MONTPELIER – A bill to give towns more say in the siting of renewable energy projects cleared the Senate Natural Resources Committee Friday afternoon just before a key deadline.
Sen. Christopher Bray, D-Addison, the chairman of the committee and the bill’s sponsor, said the bill, S.230, would actively engage regions and towns in the planning process for renewable energy. The committee voted unanimously to pass the bill.
Under the proposal, regional planning commissions would work with the Department of Public Service to create regional energy plans, Bray said. If the state is satisfied that a region’s energy plan would help Vermont meet its renewable energy goals, the state will certify that plan. Then a town could create a plan addressing its own needs and bring it to the regional planning commission, which would certify that town’s plan.

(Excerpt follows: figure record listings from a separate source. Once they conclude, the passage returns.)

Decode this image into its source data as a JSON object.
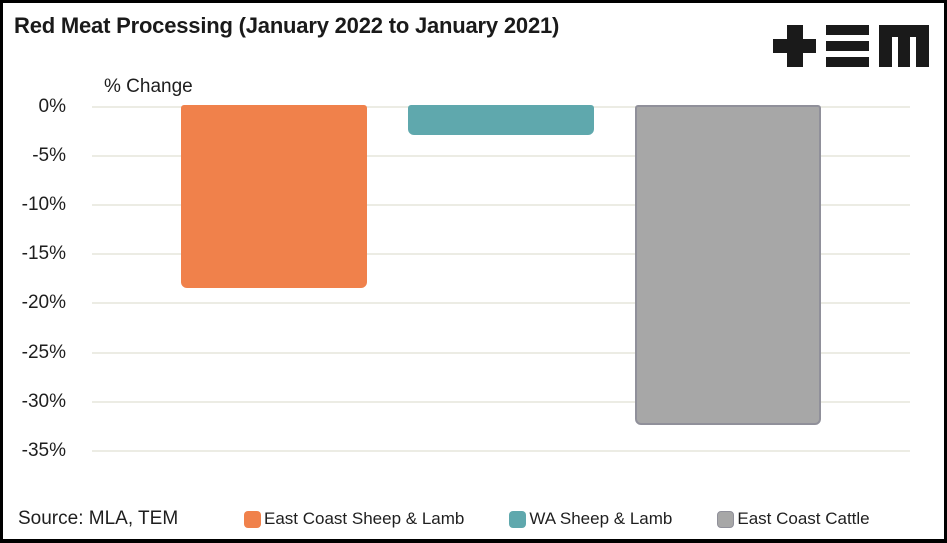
{
  "chart_data": {
    "type": "bar",
    "title": "Red Meat Processing (January 2022 to January 2021)",
    "ylabel": "% Change",
    "categories": [
      "East Coast Sheep & Lamb",
      "WA Sheep & Lamb",
      "East Coast Cattle"
    ],
    "values": [
      -18.4,
      -2.9,
      -32.4
    ],
    "value_unit": "percent",
    "ylim": [
      -35,
      0
    ],
    "yticks": [
      0,
      -5,
      -10,
      -15,
      -20,
      -25,
      -30,
      -35
    ],
    "ytick_labels": [
      "0%",
      "-5%",
      "-10%",
      "-15%",
      "-20%",
      "-25%",
      "-30%",
      "-35%"
    ],
    "grid": true,
    "legend_position": "bottom",
    "colors": {
      "series": [
        "#F0814B",
        "#5FA8AD",
        "#A7A7A7"
      ],
      "bar_borders": [
        null,
        null,
        "#90909A"
      ],
      "gridline": "#ECECE4",
      "text": "#1E1E1E",
      "logo": "#1A1A1A",
      "frame_border": "#000000",
      "background": "#FFFFFF"
    }
  },
  "logo": {
    "name": "TEM"
  },
  "source": {
    "text": "Source: MLA, TEM"
  }
}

The Department of Public Service’s Comprehensive Energy Plan includes a goal of having 90 percent of Vermont’s energy come from renewable sources by 2050. Renewable sources includes wind, solar and biofuels.

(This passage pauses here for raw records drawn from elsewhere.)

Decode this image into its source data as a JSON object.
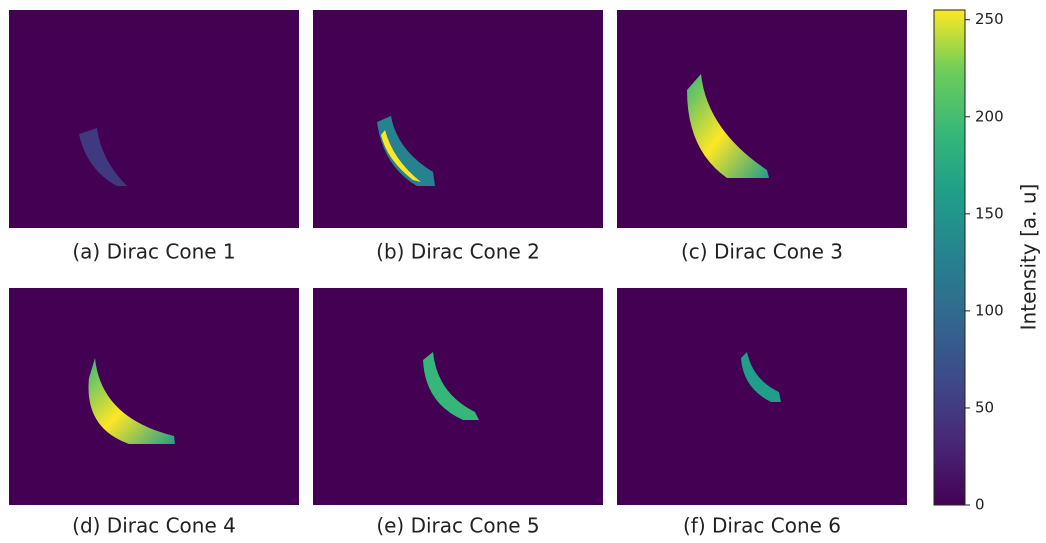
{
  "panels": [
    {
      "caption": "(a) Dirac Cone 1"
    },
    {
      "caption": "(b) Dirac Cone 2"
    },
    {
      "caption": "(c) Dirac Cone 3"
    },
    {
      "caption": "(d) Dirac Cone 4"
    },
    {
      "caption": "(e) Dirac Cone 5"
    },
    {
      "caption": "(f) Dirac Cone 6"
    }
  ],
  "colorbar": {
    "label": "Intensity [a. u]",
    "ylim": [
      0,
      255
    ],
    "yticks": [
      0,
      50,
      100,
      150,
      200,
      250
    ]
  }
}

Town plans would get “substantial consideration” in front of the Public Service Board. Currently, towns get due consideration, Bray said, so this represents a significant increase in the amount of say towns have in siting renewable energy projects.
The Public Service Board can still override a town, but only if there’s clear and convincing evidence that there’s “public good” in doing so.
“It’s a very high standard,” Bray said.
Bray said the rules needed an update because the landscape of energy is changing. Vermont is moving towards a model of distributed renewable generation – having thousands of smaller generation sites, instead of a few large ones.
“We have decades of change ahead,” Bray said, “and every step of that way includes land use.”
For Sen. John Rodgers, D-Essex/Orleans, this bill is a step in the right direction, but doesn’t go nearly far enough to protect Vermonters who live near renewable energy projects, especially wind projects. He wants to see noise monitoring and rules on how far wind turbines have to be from houses in the final version of the bill.
“There’s not the courage in this building to make the changes that need to be made to protect Vermonters,” he said. There are a small number of Vermonters who have had to leave their homes or who have watched their property values plummet because of wind projects, but it’s a very real problem for those people.
Rodgers said he plans to bring floor amendments when the bill comes to the full Senate for a vote.
Watching the discussions prior to the vote were Penny Dubie, wife of former Lt. Gov Brian Dubie, and their neighbor, Sally Collopy. They live on Fairfield Pond, where large turbines have been proposed.
Penny Dubie said she wanted to see more noise protections in the bill.
She cited the dozens of noise complaints received by the existing Georgia Mountain wind project, and the lack of action taken to address them.
“That makes us feel like the state of Vermont isn’t protecting its citizens,” she said
Both Dubie and Collopy said they had concerns about what substantial deference means. Collopy said she’s heard conflicting comments.
“All of that language can be overridden by public good,” Dubie said.
Collopy said she was concerned that the bill wouldn’t make it all the way to the governor’s desk and become law.
If the Senate passes the bill, it will go to the House.
“If the House doesn’t destroy the bill completely, there are some good components,” she said.